Varbinds are presented to the user in a rulesfile as $1, $2, $3, and so on, with each number representing a varbind number. MIB Manager creates elements based on the varbind elements and uses these to set variables in the details table. For example, the elements used in the details table might be $ifIndex = $1, which will be an integer, $ifAdminStatus = $2, which will be something like up (1), and $ifOperStatus = $3, which will be something like down (3). Any changes made to the object settings are automatically set in the rules file, using the conventions set by the Netcool Knowledge Library (NCKL).

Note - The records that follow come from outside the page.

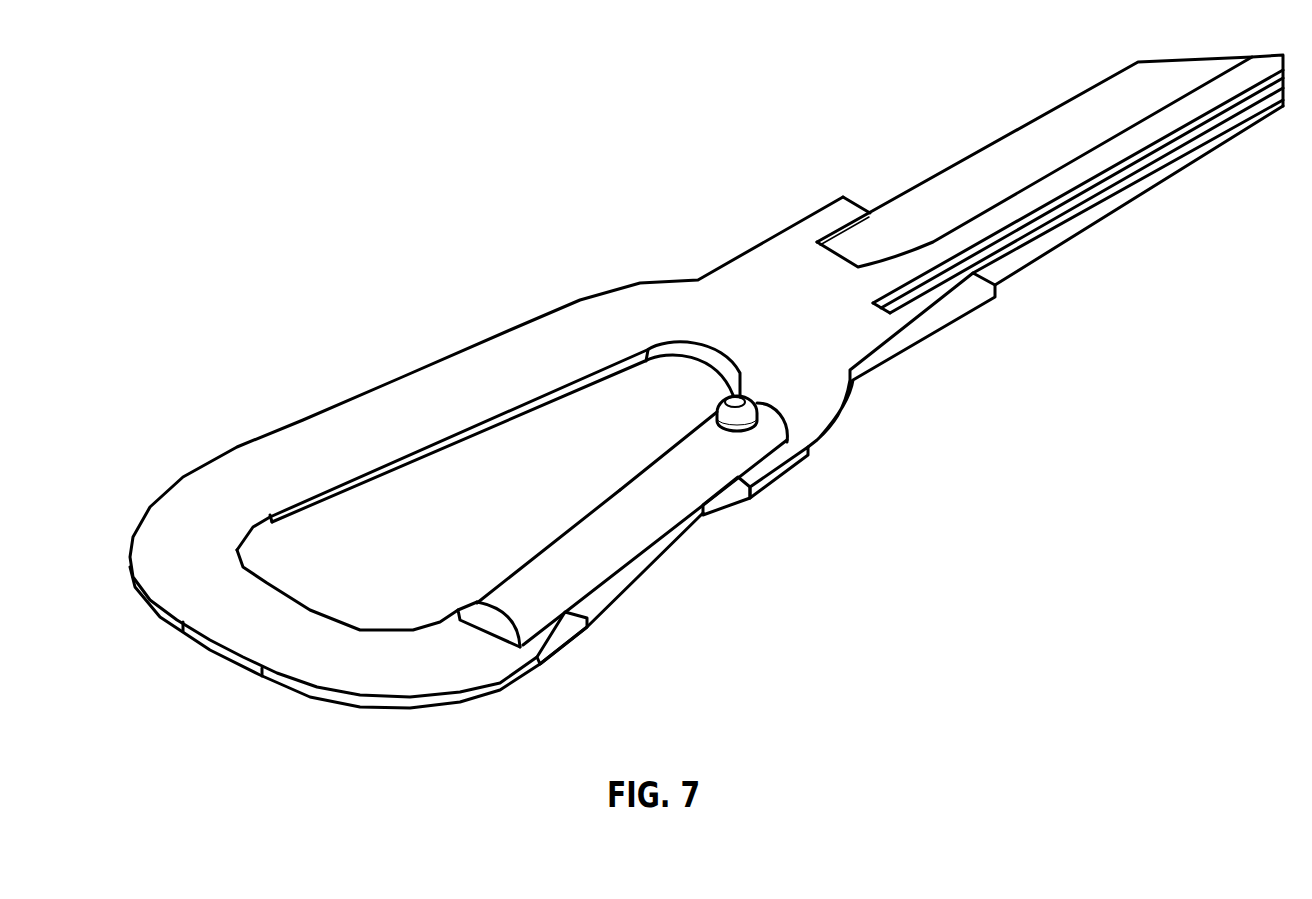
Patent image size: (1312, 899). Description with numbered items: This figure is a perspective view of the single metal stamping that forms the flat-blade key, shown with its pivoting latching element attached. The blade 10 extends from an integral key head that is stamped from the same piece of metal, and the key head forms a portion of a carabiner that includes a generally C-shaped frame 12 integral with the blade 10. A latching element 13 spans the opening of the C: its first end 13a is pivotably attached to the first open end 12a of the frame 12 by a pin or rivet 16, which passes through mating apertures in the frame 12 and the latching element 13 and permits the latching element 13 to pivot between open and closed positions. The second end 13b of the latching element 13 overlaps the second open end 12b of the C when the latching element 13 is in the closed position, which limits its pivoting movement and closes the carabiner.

The blade 10 is at (1145, 183).
The C-shaped frame 12 is at (548, 302).
The first open end 12a is at (783, 423).
The second open end 12b is at (563, 645).
The latching element 13 is at (653, 548).
The first end 13a is at (683, 452).
The second end 13b is at (493, 592).
The rivet 16 is at (733, 410).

Tables represent the equivalent of a multidimensional array with rows and columns of data. The table object is defined as a SEQUENCE OF an Entry object. The Entry object is then defined as a SEQUENCE of OBJECT-TYPE objects. Occasionally, a vendor designs an unusual system, for example the Cisco 10k router. This device maintains an internal table of alarm conditions and generates a trap or notification when the table changes. You must then issue an SNMP GET request on the contents of the table to determine the current status of the active alarms on the device. This makes obtaining the alarms by the SNMP manager a bit more difficult, but not impossible if the administrator has the tools to comply.
An octet is a data construct consisting of eight bits (commonly known as a byte). An OCTET STRING then, is an array of bytes (or a string of bytes). The term OCTET STRING does not imply that all of the bytes in the string are alphanumeric. They can also be binary characters and are used as bitmasks.